Felizmente o Senhor conhece nossas decepções, por mais que tentemos
escondê-las, e Ele quer se aproximar de nós, embora não reconheçamos Sua
presença porque não contamos ainda com ele nos nossos planos, conversas e
atividades.
O evangelista João nos relatou que a pesca aconteceu
durante a noite: “Naquela noite...”. O detalhe temporal “naquela noite” é
importante para entender a cena: “... naquela
noite nada apanharam” (v.3). “Naquela noite” é um detalhe simbólico. Não se
trata da noite física mas do resultado de uma atitude. A noite significa,
portanto, a ausência de Jesus, luz do mundo(cf. Jo 9,4s; 8,12). O trabalho sem
estar vinculado a Jesus, não rende. Sem Jesus o trabalho da comunidade não dá
frutos. Na atividade dos discípulos falta a presença e a ação de Jesus. Na
ausência de Jesus, não podem realizar o desígnio do Pai. Jesus é luz do mundo.
Sua presença é o dia que possibilita trabalhar com eficácia.
Tudo isto quer nos dizer que para que a missão confiada a
nós possa produzir frutos, não basta estar juntos, não basta a boa vontade, não
basta a dedicação ao trabalho e a colaboração. Tudo isto é necessário, mas é
insuficiente. O Senhor que nos envia deve estar sempre presente em todas as
nossas atividades: trabalho e decisões etc., pois sem a sua presença, sem a
escuta de suas palavras e sem a obediência a elas, a missão da Igreja será
totalmente estéril. Temos que trabalhar no espírito do Senhor e não conforme
nosso jeito de fazer as coisas.
“Já tinha amanhecido e Jesus estava de pé na margem”,
comenta o evangelista João. A presença
de Jesus, que autorevelou como “a luz do mundo” e “a luz da vida” (Jo 8,12;cf.
9,5;12,35s) é incompatível com a “noite” , momento em que os discípulos
pescaram. Jesus que é a luz traz consigo o fim da noite, pois a luz expulsa a
escuridão, e todas as noites, as nossas noites escuras. Jesus é o nosso
amanhecer. Com ele tudo é iluminado. A luz da manhã coincide com a presença de
Jesus, na praia, limite entre a terra e o mar, que representa “o mundo” onde se
exerce a missão. Jesus fica na terra firme; sua ação se exerce por meio dos
discípulos. Concentrados em seu próprio esforço inútil, não reconheceram Jesus.

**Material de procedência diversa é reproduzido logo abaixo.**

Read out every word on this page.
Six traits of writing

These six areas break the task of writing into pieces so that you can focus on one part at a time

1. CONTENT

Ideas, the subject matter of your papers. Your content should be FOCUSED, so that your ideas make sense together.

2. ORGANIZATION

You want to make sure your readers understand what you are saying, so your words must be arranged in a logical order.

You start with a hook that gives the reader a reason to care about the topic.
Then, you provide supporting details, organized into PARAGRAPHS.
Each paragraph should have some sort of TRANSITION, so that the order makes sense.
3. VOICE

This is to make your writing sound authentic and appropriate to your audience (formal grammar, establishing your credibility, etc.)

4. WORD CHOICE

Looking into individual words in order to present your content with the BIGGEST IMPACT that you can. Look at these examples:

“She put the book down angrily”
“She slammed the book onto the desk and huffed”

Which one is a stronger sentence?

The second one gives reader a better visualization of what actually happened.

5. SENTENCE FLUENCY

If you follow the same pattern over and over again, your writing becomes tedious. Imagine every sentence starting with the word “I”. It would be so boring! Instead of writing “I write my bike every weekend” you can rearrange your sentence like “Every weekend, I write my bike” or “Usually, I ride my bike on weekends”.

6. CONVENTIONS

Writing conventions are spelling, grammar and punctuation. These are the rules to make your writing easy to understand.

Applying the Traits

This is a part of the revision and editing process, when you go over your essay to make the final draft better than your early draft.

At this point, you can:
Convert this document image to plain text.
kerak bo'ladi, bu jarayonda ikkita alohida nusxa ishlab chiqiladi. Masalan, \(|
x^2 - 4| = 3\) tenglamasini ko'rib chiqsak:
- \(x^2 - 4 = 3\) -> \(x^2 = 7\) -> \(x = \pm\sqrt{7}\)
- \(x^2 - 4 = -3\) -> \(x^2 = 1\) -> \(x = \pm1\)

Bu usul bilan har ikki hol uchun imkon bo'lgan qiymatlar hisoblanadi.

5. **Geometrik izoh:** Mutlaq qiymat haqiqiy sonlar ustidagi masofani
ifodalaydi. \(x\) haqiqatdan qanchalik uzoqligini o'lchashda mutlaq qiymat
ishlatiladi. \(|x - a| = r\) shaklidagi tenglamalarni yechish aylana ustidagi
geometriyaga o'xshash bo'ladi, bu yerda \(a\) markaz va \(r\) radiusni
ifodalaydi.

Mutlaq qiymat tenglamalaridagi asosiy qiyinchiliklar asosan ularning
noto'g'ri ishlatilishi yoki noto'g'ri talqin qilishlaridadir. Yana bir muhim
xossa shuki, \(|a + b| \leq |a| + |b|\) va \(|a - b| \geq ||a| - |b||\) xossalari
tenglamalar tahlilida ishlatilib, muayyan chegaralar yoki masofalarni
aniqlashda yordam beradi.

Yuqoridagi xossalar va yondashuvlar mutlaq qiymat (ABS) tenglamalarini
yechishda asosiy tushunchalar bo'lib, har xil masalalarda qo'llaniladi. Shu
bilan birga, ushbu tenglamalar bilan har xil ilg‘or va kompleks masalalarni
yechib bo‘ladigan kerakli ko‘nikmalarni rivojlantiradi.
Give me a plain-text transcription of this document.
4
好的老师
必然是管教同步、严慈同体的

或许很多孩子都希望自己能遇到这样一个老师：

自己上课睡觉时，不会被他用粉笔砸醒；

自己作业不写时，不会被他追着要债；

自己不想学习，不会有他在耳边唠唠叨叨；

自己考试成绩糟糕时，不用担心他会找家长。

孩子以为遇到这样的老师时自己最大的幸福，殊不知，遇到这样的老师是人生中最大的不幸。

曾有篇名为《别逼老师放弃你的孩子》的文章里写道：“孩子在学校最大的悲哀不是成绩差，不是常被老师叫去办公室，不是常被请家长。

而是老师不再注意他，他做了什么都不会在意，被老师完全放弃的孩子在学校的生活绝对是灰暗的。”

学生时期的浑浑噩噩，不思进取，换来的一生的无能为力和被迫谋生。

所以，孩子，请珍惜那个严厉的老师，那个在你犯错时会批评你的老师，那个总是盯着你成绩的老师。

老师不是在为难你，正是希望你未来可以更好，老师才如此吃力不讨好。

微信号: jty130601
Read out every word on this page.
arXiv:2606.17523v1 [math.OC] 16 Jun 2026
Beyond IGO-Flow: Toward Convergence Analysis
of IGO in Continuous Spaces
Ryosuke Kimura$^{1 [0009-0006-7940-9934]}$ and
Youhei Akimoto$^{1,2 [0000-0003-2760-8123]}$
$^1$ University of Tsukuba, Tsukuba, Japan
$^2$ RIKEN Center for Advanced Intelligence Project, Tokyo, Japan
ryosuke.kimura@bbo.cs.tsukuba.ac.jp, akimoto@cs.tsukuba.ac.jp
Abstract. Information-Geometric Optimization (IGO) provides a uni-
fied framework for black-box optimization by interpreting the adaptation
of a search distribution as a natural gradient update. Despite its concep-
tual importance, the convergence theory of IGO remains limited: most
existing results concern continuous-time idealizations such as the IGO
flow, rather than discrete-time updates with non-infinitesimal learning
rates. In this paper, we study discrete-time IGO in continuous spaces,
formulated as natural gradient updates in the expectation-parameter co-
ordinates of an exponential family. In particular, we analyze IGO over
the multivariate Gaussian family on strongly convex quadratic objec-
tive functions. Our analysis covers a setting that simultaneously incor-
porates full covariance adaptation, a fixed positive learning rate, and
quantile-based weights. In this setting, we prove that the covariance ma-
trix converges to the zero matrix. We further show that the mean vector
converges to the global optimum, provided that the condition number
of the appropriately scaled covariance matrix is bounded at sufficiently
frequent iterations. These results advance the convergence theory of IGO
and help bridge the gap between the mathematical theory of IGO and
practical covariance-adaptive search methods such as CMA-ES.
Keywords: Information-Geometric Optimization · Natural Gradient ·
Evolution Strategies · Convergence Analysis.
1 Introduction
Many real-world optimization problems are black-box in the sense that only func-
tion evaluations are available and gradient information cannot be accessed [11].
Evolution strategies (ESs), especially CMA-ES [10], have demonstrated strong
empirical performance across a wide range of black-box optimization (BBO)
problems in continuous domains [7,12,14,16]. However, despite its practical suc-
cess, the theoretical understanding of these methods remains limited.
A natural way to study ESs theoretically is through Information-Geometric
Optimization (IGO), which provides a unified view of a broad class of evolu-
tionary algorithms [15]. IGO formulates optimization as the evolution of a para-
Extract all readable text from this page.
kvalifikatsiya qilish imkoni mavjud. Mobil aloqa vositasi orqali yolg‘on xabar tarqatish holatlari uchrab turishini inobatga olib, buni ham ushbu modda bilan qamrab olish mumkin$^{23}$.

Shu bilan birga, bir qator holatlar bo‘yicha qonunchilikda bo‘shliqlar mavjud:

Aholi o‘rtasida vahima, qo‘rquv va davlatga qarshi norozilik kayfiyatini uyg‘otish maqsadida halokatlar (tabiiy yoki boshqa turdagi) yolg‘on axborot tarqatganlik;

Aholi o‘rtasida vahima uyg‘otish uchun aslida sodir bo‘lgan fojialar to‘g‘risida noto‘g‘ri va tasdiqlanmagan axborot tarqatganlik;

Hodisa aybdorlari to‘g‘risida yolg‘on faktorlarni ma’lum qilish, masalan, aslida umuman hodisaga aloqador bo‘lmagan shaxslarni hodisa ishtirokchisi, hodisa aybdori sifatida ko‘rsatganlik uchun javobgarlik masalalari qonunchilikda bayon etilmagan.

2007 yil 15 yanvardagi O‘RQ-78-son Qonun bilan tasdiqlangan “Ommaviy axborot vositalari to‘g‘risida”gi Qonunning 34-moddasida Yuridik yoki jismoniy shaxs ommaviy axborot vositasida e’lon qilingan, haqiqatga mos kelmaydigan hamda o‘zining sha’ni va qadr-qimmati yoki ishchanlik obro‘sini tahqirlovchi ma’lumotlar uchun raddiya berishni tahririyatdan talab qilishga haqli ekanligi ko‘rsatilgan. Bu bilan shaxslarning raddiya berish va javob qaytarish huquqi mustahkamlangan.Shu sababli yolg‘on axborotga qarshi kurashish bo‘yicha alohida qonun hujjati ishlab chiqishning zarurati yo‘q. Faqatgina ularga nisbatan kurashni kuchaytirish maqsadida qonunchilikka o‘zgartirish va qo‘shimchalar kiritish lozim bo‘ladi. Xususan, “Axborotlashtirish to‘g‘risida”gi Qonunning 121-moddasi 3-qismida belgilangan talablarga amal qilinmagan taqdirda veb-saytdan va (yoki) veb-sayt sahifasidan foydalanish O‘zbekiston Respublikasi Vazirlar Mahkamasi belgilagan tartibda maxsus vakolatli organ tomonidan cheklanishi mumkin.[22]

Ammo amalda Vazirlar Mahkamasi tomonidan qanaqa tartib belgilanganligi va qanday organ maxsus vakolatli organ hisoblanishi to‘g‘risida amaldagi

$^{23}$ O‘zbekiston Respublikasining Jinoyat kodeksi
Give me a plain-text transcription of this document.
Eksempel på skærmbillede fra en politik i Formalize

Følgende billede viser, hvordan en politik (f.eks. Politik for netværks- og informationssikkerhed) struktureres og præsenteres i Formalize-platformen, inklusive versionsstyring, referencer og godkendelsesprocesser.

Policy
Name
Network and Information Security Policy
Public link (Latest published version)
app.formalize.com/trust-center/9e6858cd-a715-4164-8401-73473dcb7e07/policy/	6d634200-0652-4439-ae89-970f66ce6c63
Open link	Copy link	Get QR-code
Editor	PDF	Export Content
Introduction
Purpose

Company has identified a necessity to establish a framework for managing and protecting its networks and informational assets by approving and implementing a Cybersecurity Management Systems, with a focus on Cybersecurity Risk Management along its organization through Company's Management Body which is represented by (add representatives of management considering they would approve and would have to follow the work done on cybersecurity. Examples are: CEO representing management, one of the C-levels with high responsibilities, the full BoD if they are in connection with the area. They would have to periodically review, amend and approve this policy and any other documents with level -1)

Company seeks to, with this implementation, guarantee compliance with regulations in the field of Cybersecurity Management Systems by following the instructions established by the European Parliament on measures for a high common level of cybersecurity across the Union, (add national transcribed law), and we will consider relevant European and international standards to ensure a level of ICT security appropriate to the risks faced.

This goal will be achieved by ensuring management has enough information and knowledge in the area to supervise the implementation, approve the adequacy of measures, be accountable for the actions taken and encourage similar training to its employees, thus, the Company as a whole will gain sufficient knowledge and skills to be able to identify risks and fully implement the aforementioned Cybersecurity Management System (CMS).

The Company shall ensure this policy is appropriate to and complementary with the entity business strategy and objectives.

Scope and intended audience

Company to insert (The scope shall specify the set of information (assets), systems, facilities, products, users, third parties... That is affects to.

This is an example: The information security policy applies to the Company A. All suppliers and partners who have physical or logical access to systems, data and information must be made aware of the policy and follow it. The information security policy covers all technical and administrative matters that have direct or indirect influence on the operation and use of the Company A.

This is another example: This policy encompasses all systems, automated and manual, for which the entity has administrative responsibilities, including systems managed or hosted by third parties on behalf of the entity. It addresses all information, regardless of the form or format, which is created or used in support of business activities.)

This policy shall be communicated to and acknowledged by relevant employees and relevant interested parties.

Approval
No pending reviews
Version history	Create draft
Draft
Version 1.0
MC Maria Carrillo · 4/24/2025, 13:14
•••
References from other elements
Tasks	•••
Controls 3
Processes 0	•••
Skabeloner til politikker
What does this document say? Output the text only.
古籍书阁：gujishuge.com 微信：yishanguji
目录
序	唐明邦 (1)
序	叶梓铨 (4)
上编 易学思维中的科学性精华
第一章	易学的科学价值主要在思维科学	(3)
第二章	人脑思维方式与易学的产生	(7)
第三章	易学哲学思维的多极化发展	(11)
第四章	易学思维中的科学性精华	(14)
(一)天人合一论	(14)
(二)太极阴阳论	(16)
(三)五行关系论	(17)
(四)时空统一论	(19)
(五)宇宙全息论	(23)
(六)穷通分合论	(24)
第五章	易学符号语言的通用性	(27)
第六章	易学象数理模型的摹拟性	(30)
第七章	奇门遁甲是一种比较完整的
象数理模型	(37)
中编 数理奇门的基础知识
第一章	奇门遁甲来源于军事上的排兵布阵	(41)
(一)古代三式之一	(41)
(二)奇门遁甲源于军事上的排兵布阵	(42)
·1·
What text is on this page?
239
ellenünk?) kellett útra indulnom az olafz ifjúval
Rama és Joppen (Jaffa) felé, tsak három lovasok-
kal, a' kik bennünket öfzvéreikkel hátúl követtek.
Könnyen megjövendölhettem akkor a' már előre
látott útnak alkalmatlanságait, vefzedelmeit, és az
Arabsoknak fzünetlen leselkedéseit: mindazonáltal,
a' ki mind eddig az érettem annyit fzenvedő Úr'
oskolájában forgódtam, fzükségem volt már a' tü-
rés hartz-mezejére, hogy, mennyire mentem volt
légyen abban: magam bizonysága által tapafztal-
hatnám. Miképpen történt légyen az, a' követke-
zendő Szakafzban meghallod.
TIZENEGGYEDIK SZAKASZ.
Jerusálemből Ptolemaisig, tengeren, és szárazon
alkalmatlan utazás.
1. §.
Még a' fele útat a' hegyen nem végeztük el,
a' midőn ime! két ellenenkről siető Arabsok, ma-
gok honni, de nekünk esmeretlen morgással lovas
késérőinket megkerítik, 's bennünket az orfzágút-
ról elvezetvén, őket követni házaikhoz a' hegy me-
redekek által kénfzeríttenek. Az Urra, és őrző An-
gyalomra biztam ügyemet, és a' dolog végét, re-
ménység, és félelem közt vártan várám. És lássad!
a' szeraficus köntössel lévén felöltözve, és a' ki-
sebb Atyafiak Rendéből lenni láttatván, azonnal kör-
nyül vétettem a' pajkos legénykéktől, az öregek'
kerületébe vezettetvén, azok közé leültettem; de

A nova forma da presença de Jesus não vai por caminhos de
brilho e de poder, nem sequer pelos caminhos de situações extraordinárias. No
trabalho duro e infrutuoso de cada dia; na tarefa obscura e monótona (pescar
de noite) também é possível encontrar o Senhor. Jesus se interessa pelos
problemas de cada dia. A iniciativa de aproximar-se dos apóstolos parte de
Jesus mostrando seu interesse pela vida cotidiana com seus problemas (pesca
infrutuosa).
Os apóstolos viram Jesus que “estava de pé na margem” do
lago. Ver o Corpo de Cristo ressuscitado não é para os apóstolos uma simples
visão passiva de um objeto e sim é uma misteriosa chamada para uma missão:
fazer Jesus efetivamente presente em todos os momentos e em todos os homens do
mundo atual e futuro. Jesus está na margem do lago e nos chama. Jesus não deveria ter necessidade de nos chamar. Deveríamos nos dirigir
até Jesus. Mas Jesus tem piedade de nossa debilidade e nos chama para ouvir
suas orientações e para contarmos sempre com Ele em todas as nossas atividades.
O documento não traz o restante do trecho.